The cloth moved in slow circles, softening the mud, lifting it away in dark smears that ran down my spine and into the water.
He started at my shoulders and worked down, his knuckles pressing into the tight muscles along my spine, and I had to close my eyes against the sensation because the combination of warm water and strong hands was doing things to me that had nothing to do with getting clean.
“There’s mud in your hair,” he observed quietly.
“I know.”
He set the cloth aside. I heard him pour water from the kettle into a smaller basin, testing the temperature with his fingers. Then his hands were in my hair, working through the tangles, loosening the mud, his fingers against my scalp careful and slow.
I tipped my head back without meaning to.
My eyes closed. His fingers moved through my hair in long, gentle strokes, separating the strands, combing the mud free, cupping water in his palms and pouring it over my head to rinse.
The water ran warm down my temples and over my closed eyelids and I felt every callus on his fingers, every ridge of scar tissue, the impossible heat of his skin against my scalp.
His hands slowed. His fingers stopped combing and just, rested. Against the back of my head, threaded through my wet hair, holding me with a tenderness that made my breath catch.
I turned my face toward him.
He was right there. Kneeling beside the tub, his hands in my hair, his face inches from mine. Water dripped from his fingers onto my bare shoulder. His amber eyes were dark and close and full of something he was trying very hard not to let me see.
I kissed him.
I didn’t decide to. My body closed the distance before my mind could intervene, my mouth finding his, wet and warm, tasting of nothing except heat and proximity and the ache of weeks of denial.

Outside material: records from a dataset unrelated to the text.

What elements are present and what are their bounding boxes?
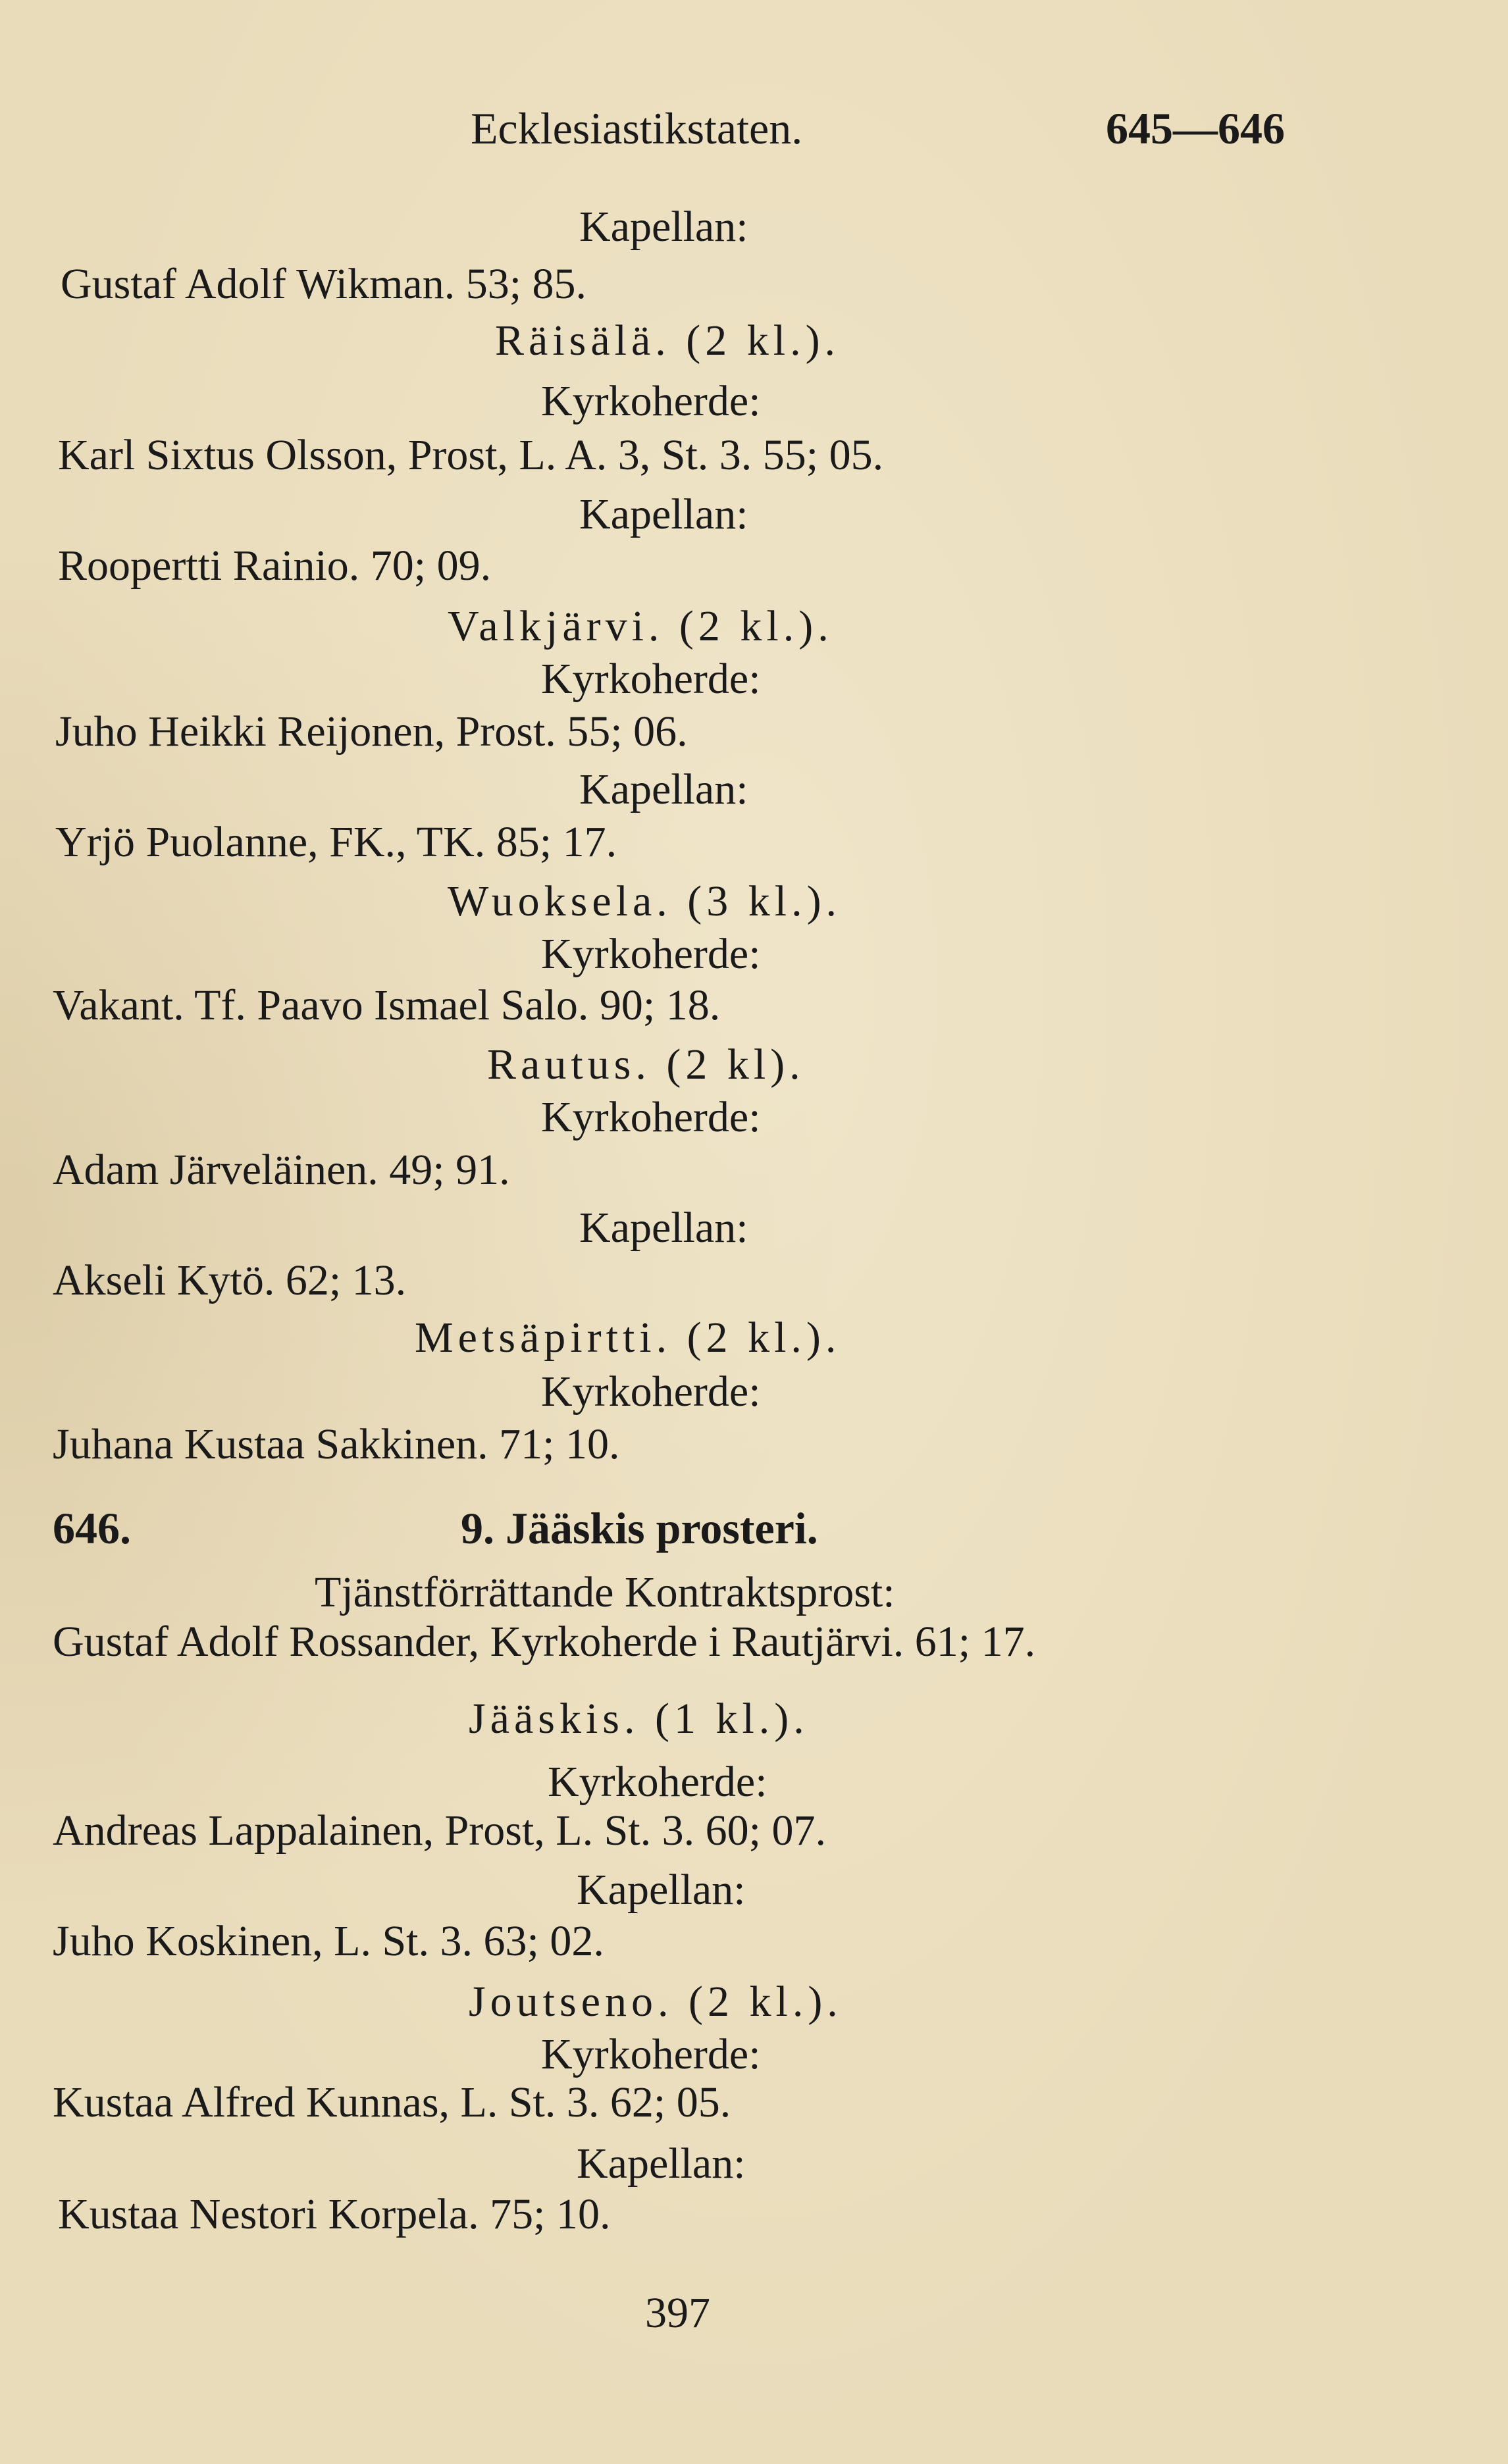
parish-heading: Räisälä. (2 kl.). xyxy=(495,317,841,365)
section-number: 646. xyxy=(53,1503,131,1553)
role-heading: Kyrkoherde: xyxy=(541,1093,761,1141)
person-entry: Andreas Lappalainen, Prost, L. St. 3. 60; 07. xyxy=(53,1807,826,1855)
person-entry: Akseli Kytö. 62; 13. xyxy=(53,1256,407,1304)
person-entry: Kustaa Alfred Kunnas, L. St. 3. 62; 05. xyxy=(53,2078,731,2126)
role-heading: Kyrkoherde: xyxy=(541,2030,761,2078)
person-entry: Karl Sixtus Olsson, Prost, L. A. 3, St. 3. 55; 05. xyxy=(58,431,884,479)
parish-heading: Valkjärvi. (2 kl.). xyxy=(448,602,833,650)
role-heading: Kapellan: xyxy=(579,490,748,538)
role-heading: Kyrkoherde: xyxy=(541,377,761,425)
person-entry: Gustaf Adolf Rossander, Kyrkoherde i Rautjärvi. 61; 17. xyxy=(53,1618,1036,1666)
role-heading: Kyrkoherde: xyxy=(541,1368,761,1416)
role-heading: Kyrkoherde: xyxy=(541,930,761,978)
person-entry: Juho Heikki Reijonen, Prost. 55; 06. xyxy=(55,707,688,756)
role-heading: Kyrkoherde: xyxy=(541,655,761,703)
parish-heading: Metsäpirtti. (2 kl.). xyxy=(415,1314,841,1362)
person-entry: Juhana Kustaa Sakkinen. 71; 10. xyxy=(53,1420,620,1468)
person-entry: Juho Koskinen, L. St. 3. 63; 02. xyxy=(53,1917,604,1965)
role-heading: Kyrkoherde: xyxy=(548,1758,767,1806)
parish-heading: Joutseno. (2 kl.). xyxy=(469,1978,843,2026)
person-entry: Roopertti Rainio. 70; 09. xyxy=(58,542,492,590)
page-number: 397 xyxy=(645,2289,710,2337)
running-title: Ecklesiastikstaten. xyxy=(471,103,803,153)
parish-heading: Wuoksela. (3 kl.). xyxy=(448,877,842,925)
role-heading: Kapellan: xyxy=(577,2140,746,2188)
page-range: 645—646 xyxy=(1106,103,1285,153)
person-entry: Kustaa Nestori Korpela. 75; 10. xyxy=(58,2190,611,2238)
role-heading: Kapellan: xyxy=(579,765,748,813)
person-entry: Adam Järveläinen. 49; 91. xyxy=(53,1146,510,1194)
section-title: 9. Jääskis prosteri. xyxy=(461,1503,818,1553)
person-entry: Yrjö Puolanne, FK., TK. 85; 17. xyxy=(55,818,617,866)
role-heading: Kapellan: xyxy=(577,1866,746,1914)
role-heading: Kapellan: xyxy=(579,1204,748,1252)
person-entry: Vakant. Tf. Paavo Ismael Salo. 90; 18. xyxy=(53,981,721,1029)
parish-heading: Rautus. (2 kl). xyxy=(487,1040,805,1089)
role-heading: Kapellan: xyxy=(579,203,748,251)
role-heading: Tjänstförrättande Kontraktsprost: xyxy=(315,1568,895,1616)
parish-heading: Jääskis. (1 kl.). xyxy=(469,1695,809,1743)
person-entry: Gustaf Adolf Wikman. 53; 85. xyxy=(61,260,587,308)
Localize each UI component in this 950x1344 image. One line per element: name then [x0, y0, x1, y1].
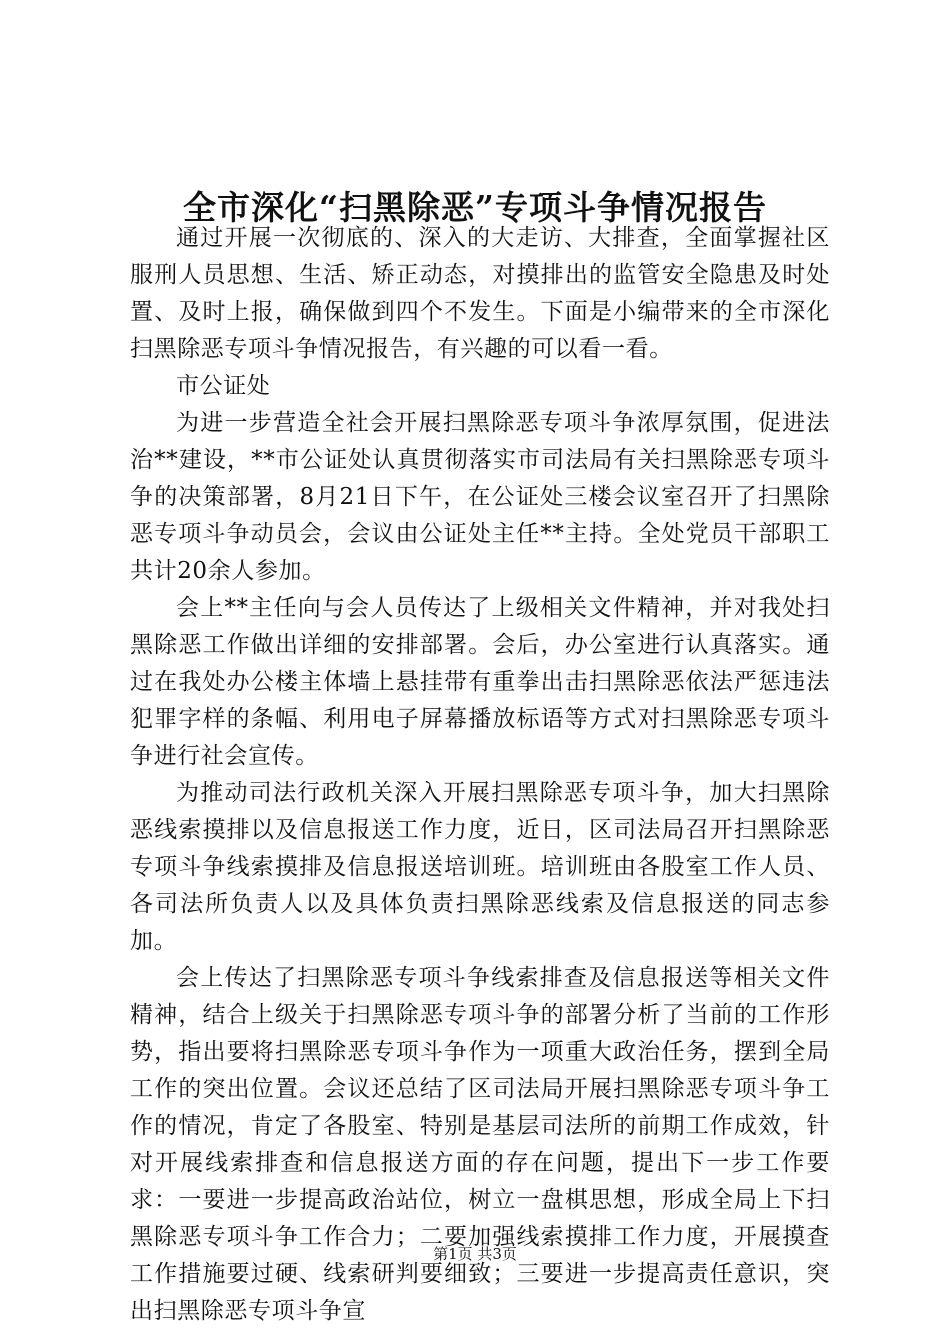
document-body: [130, 220, 830, 1330]
document-title: 全市深化“扫黑除恶”专项斗争情况报告: [183, 188, 767, 227]
paragraph-notary-meeting: 为进一步营造全社会开展扫黑除恶专项斗争浓厚氛围，促进法治**建设，**市公证处认真贯彻落实市司法局有关扫黑除恶专项斗争的决策部署，8月21日下午，在公证处三楼会议室召开了扫黑除恶专项斗争动员会，会议由公证处主任**主持。全处党员干部职工共计20余人参加。: [130, 410, 830, 584]
page-footer: 第1页 共3页: [433, 1245, 517, 1263]
paragraph-meeting-details: 会上**主任向与会人员传达了上级相关文件精神，并对我处扫黑除恶工作做出详细的安排部署。会后，办公室进行认真落实。通过在我处办公楼主体墙上悬挂带有重拳出击扫黑除恶依法严惩违法犯罪字样的条幅、利用电子屏幕播放标语等方式对扫黑除恶专项斗争进行社会宣传。: [130, 595, 830, 769]
paragraph-section-heading: 市公证处: [176, 373, 271, 399]
paragraph-training: 为推动司法行政机关深入开展扫黑除恶专项斗争，加大扫黑除恶线索摸排以及信息报送工作力度，近日，区司法局召开扫黑除恶专项斗争线索摸排及信息报送培训班。培训班由各股室工作人员、各司法所负责人以及具体负责扫黑除恶线索及信息报送的同志参加。: [130, 780, 830, 954]
paragraph-requirements: 会上传达了扫黑除恶专项斗争线索排查及信息报送等相关文件精神，结合上级关于扫黑除恶专项斗争的部署分析了当前的工作形势，指出要将扫黑除恶专项斗争作为一项重大政治任务，摆到全局工作的突出位置。会议还总结了区司法局开展扫黑除恶专项斗争工作的情况，肯定了各股室、特别是基层司法所的前期工作成效，针对开展线索排查和信息报送方面的存在问题，提出下一步工作要求：一要进一步提高政治站位，树立一盘棋思想，形成全局上下扫黑除恶专项斗争工作合力；二要加强线索摸排工作力度，开展摸查工作措施要过硬、线索研判要细致；三要进一步提高责任意识，突出扫黑除恶专项斗争宣: [130, 965, 830, 1324]
paragraph-intro: 通过开展一次彻底的、深入的大走访、大排查，全面掌握社区服刑人员思想、生活、矫正动态，对摸排出的监管安全隐患及时处置、及时上报，确保做到四个不发生。下面是小编带来的全市深化扫黑除恶专项斗争情况报告，有兴趣的可以看一看。: [130, 225, 830, 362]
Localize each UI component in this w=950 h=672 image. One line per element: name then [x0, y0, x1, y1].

He made a sound against my lips, soft, surprised, almost wounded, and his hand tightened in my hair and he kissed me back.
It was slow. Slow and devastatingly tender, nothing like the desperate collision against the wall or the tearful, trembling first time.
This was a kiss between two people who knew exactly what they were doing and exactly why they shouldn’t be doing it and couldn’t bring themselves to stop.
His mouth moved against mine and his hand cradled my head and the steam from the bath rose between us and I could feel his heartbeat in his fingertips where they pressed against my scalp.
He pulled away — just enough to break the contact. His forehead resting against my temple, his breathing ragged and uneven.